Freddie a 25 ans lorsqu’elle se rend, sur un coup de tête, dans son pays natal. Arrivée bébé en France, confiée à une famille française, elle n’a aucun souvenir de la Corée du Sud ni aucune notion de sla culture, mais se lance en quête de sa famille biologique. Son périple se déroule sur plusieurs années, grâce à des ellipses pas toujours très fines, mais dont l’irrégularité et la brutalité trahissent une volonté de confronter le spectateur. Retour à Séoul est une succession de fragments auxquels on doit s’accrocher pour retracer un parcours de vie, incompris par le personnage lui-même. Freddie oscille sans cesse entre une guest house, les routes de Corée ou les restaurants du centre-ville. Elle n’a pas d’ancrage, jamais de vraie maison. Son seul contact avec la France est fait via de brefs échanges vidéos avec ses parents adoptifs qu’elle évite – quête d’identité oblige. Freddie est littéralement déracinée, sa liberté l’amène au gré du vent, vers de nouveaux amis, vers son père biologique, mais se heurte à des portes fermées lorsqu’elle souhaite rencontrer sa mère. Davy Chou approfondit la quête d’identité de son personnage à travers son parcours géographique, ses morceaux de route et ses déambulations en gros plan dans la vie nocturne de la capitale sud-coréenne. 

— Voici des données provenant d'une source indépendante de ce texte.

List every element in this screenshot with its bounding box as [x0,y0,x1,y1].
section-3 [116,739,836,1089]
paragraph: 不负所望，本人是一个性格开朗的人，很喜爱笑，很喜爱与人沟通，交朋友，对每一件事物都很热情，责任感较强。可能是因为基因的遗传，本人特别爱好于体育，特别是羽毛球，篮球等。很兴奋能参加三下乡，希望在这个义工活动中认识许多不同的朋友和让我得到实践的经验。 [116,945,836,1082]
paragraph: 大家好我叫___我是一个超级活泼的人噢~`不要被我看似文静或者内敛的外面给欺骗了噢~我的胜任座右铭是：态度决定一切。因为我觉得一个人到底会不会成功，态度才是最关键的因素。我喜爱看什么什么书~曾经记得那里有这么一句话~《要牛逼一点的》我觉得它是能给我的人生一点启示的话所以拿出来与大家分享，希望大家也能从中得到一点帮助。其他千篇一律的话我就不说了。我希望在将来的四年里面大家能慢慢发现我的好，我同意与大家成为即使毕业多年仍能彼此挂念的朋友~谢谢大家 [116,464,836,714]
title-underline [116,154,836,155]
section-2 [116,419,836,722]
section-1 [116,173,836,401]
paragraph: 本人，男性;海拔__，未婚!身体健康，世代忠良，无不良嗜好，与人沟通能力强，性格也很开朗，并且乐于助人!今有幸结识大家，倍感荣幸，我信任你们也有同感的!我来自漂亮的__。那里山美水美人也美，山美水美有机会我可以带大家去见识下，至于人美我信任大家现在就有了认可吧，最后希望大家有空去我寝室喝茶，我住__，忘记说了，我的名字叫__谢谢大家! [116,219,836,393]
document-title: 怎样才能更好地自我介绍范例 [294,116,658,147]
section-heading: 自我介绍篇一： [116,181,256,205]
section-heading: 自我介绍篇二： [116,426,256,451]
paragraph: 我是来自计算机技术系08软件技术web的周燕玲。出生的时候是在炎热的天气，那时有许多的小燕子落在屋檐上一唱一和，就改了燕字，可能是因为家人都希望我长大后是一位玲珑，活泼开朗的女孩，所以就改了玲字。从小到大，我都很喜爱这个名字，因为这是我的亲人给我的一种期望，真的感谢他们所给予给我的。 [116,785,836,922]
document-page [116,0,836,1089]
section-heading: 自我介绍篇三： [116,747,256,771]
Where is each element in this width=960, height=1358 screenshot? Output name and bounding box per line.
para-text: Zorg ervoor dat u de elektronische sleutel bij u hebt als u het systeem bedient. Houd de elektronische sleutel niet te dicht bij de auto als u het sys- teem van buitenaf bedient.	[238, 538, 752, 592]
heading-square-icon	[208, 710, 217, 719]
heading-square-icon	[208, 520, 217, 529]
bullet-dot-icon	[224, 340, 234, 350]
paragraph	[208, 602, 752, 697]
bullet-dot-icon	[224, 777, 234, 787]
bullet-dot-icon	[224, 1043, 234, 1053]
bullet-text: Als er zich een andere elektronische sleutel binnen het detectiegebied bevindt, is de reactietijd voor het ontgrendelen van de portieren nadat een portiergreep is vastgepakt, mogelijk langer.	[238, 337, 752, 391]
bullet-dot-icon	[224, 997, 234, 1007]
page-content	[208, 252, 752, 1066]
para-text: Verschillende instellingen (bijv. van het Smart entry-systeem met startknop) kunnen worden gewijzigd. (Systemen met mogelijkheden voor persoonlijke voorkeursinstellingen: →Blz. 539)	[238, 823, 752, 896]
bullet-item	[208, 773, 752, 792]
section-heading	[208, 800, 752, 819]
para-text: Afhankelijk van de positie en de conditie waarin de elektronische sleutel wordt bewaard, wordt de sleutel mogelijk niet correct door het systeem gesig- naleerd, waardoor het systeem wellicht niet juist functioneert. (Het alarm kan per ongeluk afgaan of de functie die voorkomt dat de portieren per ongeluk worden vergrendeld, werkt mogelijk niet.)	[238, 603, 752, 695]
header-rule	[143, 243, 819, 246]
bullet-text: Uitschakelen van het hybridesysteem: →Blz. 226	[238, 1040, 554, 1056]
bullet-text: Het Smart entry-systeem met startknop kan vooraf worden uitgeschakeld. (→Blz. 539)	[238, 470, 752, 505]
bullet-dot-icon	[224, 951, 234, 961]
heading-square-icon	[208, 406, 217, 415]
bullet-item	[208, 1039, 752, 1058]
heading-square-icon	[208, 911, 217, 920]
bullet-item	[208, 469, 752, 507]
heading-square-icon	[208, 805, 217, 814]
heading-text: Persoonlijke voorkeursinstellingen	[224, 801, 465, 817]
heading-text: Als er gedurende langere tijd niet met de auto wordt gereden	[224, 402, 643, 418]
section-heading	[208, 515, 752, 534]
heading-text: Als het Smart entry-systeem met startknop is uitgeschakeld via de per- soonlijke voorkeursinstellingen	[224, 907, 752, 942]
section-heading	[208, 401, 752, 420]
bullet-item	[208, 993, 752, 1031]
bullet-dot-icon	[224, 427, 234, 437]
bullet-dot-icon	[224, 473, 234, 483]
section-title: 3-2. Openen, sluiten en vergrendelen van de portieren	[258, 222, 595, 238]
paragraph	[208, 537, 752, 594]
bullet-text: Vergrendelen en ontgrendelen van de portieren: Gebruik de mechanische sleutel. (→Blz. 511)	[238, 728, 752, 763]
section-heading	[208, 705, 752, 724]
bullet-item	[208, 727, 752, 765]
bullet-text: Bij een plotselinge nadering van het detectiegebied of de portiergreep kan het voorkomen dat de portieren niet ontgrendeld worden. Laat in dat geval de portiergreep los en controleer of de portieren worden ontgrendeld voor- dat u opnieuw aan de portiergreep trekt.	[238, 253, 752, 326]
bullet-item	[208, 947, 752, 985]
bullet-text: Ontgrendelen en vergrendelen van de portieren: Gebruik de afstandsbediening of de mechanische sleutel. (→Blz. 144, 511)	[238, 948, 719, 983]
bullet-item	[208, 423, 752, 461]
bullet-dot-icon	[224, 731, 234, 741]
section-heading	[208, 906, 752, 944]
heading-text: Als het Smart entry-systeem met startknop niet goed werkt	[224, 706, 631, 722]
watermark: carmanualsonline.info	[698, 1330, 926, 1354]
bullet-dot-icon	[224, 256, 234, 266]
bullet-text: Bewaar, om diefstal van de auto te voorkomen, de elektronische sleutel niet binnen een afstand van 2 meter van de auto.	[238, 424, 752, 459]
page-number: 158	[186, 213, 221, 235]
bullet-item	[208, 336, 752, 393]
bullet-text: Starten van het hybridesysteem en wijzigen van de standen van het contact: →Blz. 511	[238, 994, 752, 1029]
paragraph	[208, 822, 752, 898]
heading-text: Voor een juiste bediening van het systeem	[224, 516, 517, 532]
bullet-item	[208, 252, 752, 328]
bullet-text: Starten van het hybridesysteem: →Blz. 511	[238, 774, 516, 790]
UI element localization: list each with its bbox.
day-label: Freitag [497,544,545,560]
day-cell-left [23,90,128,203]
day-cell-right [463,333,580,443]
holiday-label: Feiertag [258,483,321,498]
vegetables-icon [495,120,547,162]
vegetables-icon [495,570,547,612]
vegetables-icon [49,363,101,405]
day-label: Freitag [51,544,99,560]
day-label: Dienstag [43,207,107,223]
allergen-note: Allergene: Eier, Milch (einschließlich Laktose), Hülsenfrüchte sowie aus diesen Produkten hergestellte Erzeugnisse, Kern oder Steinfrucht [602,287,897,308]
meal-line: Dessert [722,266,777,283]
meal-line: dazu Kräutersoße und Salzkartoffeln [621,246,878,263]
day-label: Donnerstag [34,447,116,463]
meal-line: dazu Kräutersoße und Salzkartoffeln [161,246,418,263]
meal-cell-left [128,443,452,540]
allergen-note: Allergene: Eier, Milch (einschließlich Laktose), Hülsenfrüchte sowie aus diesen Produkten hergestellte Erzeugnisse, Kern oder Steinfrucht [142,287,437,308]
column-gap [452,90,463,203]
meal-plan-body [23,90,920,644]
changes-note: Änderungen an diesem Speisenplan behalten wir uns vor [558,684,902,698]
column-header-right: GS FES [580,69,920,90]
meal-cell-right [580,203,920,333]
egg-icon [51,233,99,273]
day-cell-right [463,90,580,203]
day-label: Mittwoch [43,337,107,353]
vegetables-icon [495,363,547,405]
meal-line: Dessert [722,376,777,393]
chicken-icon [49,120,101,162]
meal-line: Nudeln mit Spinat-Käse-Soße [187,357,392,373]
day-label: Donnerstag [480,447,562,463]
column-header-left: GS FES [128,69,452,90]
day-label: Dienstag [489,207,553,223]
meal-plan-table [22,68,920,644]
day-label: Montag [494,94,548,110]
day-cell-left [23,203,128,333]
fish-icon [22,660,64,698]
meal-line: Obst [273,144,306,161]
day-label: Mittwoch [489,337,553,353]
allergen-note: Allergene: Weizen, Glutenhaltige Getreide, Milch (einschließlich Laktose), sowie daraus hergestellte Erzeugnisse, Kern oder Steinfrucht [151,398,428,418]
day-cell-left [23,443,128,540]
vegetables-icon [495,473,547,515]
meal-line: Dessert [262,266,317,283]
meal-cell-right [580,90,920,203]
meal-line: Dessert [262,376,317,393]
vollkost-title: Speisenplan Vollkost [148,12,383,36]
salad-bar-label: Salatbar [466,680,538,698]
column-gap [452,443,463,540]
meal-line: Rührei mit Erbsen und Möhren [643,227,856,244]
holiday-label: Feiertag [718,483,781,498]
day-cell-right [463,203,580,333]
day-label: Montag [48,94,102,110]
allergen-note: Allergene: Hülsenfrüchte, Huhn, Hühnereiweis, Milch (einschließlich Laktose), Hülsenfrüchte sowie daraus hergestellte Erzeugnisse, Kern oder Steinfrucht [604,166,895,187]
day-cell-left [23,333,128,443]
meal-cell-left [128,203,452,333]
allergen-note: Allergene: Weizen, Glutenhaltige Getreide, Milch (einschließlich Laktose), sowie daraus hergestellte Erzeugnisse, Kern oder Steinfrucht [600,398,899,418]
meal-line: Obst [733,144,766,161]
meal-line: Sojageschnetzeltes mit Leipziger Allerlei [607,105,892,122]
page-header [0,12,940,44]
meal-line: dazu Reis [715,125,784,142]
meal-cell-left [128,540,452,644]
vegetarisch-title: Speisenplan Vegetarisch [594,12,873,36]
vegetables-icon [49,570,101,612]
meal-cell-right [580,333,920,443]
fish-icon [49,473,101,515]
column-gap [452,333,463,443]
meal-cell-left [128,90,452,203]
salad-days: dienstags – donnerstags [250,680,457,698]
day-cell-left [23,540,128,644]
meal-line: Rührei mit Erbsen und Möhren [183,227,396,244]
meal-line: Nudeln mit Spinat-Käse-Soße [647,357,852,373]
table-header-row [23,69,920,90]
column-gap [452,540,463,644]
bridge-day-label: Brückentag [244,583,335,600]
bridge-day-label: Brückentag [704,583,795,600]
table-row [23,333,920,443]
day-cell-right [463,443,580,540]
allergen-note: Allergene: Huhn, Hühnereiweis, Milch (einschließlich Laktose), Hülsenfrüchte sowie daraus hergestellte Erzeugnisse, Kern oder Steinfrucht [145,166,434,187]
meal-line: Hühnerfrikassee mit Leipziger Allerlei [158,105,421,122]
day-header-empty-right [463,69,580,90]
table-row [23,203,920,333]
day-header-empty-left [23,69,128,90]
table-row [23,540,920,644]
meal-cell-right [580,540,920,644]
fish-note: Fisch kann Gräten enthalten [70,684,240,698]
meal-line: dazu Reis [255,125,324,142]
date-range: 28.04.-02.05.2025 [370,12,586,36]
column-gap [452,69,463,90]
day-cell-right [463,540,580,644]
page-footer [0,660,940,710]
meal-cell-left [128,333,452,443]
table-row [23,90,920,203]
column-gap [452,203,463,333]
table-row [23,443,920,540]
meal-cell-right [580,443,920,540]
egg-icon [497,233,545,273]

Quant à l’actrice phare de l’œuvre, c’est une artiste plasticienne originaire de Corée du Sud, arrivée en France lorsqu’elle était enfant. Même s’il n’y a pas eu adoption dans son cas, il est clair que Davy Chou souhaitait faire un nœud entre la fiction et une certaine réalité : c’est une réussite, puisque Park Ji-min attrape tout de suite le capteur de la caméra et offre une prestation pleine de fougue et de rage. L’ennui, c’est qu’à force d’en faire une héroïne sans attaches, libre et qui se cogne sans cesse à la vie, ne s’excusant jamais d’être quelque part, Freddie n’est pas aimable, au point que l’on se demande parfois si l’on ne regarde pas une version alternative de Mean Girls. Égocentrique et un pied sur chaque continent, elle ne parvient pas à s’entourer, ne sachant pas elle-même qui elle est. Cela peine quand même à justifier son caractère détestable qui devient posture (à l’instar de quelques scènes du film – le moment très gênant avec Louis-Do de Lencquesaing demeure un mystère).

« La Corée n’était pas ce qu’elle est aujourd’hui », déclare un personnage. Le registre des adoptions consulté par Freddie le confirme : l’histoire du pays a laissé des stigmates sur la jeune femme, abandonnée à une époque où sa famille biologique ne pouvait subvenir à ses besoins. On ressent toujours le désir de Davy Chou de relier une tragédie géopolitique sans la nommer à l’intimité d’un être. Et ça, c’est frappant.